Carsten also ruled that the jury wouldn’t hear about the state of Todt’s mental health. A decision Bob Todt thinks led to his son’s conviction.
“I think the blocking of his mental capacity was a killer,” he said Thursday, minutes after he learned his son had been found guilty.
“I don’t know how I’m going to deal with this,” he said.
Authorities discovered Todt living with his family’s blanket-wrapped decomposing bodies Jan. 13, 2020, while serving a warrant to arrest him on federal health care fraud charges related to his Connecticut physical therapy business. Megan Todt and her three children had been dead for “at least a couple weeks” before they were found, according to a medical examiner.

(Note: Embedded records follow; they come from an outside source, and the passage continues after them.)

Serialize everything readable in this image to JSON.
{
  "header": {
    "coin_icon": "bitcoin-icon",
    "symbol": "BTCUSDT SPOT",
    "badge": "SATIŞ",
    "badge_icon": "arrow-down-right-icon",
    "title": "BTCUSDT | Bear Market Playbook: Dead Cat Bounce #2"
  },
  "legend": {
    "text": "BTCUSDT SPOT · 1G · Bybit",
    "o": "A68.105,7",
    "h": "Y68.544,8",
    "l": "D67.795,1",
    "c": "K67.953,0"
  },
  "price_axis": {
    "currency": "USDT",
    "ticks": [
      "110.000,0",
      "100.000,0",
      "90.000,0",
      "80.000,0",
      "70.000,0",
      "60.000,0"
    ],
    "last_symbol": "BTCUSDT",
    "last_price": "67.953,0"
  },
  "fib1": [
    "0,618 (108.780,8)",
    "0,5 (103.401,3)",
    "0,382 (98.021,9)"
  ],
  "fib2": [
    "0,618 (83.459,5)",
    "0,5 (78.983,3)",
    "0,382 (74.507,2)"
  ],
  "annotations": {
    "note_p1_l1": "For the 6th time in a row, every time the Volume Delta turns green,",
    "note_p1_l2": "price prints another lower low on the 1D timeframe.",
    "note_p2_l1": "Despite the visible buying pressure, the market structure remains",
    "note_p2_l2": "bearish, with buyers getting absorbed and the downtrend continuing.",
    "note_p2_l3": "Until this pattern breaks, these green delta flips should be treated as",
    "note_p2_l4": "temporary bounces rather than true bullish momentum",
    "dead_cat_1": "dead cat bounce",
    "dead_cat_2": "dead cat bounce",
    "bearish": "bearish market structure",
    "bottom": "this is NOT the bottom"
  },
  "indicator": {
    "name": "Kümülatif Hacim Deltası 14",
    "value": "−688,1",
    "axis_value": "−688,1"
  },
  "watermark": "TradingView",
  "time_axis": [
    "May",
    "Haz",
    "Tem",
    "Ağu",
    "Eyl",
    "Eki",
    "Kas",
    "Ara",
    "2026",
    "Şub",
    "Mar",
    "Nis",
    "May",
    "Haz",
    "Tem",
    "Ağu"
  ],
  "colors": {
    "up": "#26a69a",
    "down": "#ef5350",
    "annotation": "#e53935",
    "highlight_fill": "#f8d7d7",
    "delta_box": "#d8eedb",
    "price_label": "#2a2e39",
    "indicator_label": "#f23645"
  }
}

After his arrest, Todt told detectives he and his wife had an agreement to kill their family, prosecutors said.
“Everybody needed to die in order to pass over to the other side together because the apocalypse was coming,” Pinnell told jurors in the trial’s opening statements.
Todt said he and his wife spoke to their children about killing themselves.
“We don’t want you to die,” Todt claimed his kids said. “We want to die with you.”
Jurors watched a video of the interrogation, in which Todt described how suffocated his children one by one, then his wife after she failed to commit suicide by stabbing herself. The cause of death for all four victims was homicidal violence of “unspecified means” in association with a Benadryl toxicity, the medical examiner said.
Testifying in his own defense, Todt said his wife became fixated with reincarnation as her health declined and came to believe that if they “burned the family karma” in their current life, they would be reincarnated to a better life.
“Mr. Todt, what could have prevented Megan from killing her children?” Orange-Osceola public defender Bob Wesley asked his client.
“I have no idea,” Todt testified. “We woke up that morning she was pain-free. Everything was good. ... That’s the biggest thing that affects me. I didn’t see this coming.”
In the weeks after the slayings, Todt told jurors he tried to kill himself in a variety of ways, including overdosing on Benadryl, though he “chickened out” of using a knife. He claimed to have no recollection of his interviews with detectives, and only remembered falling and waking up in jail.
“My testimony today is the fact that Megan killed her kids and killed herself,” he said.
Todt shed tears when questioned by his attorneys, but Pinnell said he became angry on the witness stand when she asked him to corroborate his version of events.
“He described himself as this loyal ‘I’ll do anything, I’ll take the blame for Megan’ man,” Pinnell told jurors. “But something interesting that he said is, ‘Megan killed her kids.’ Not our kids. Not my kids. Her kids.”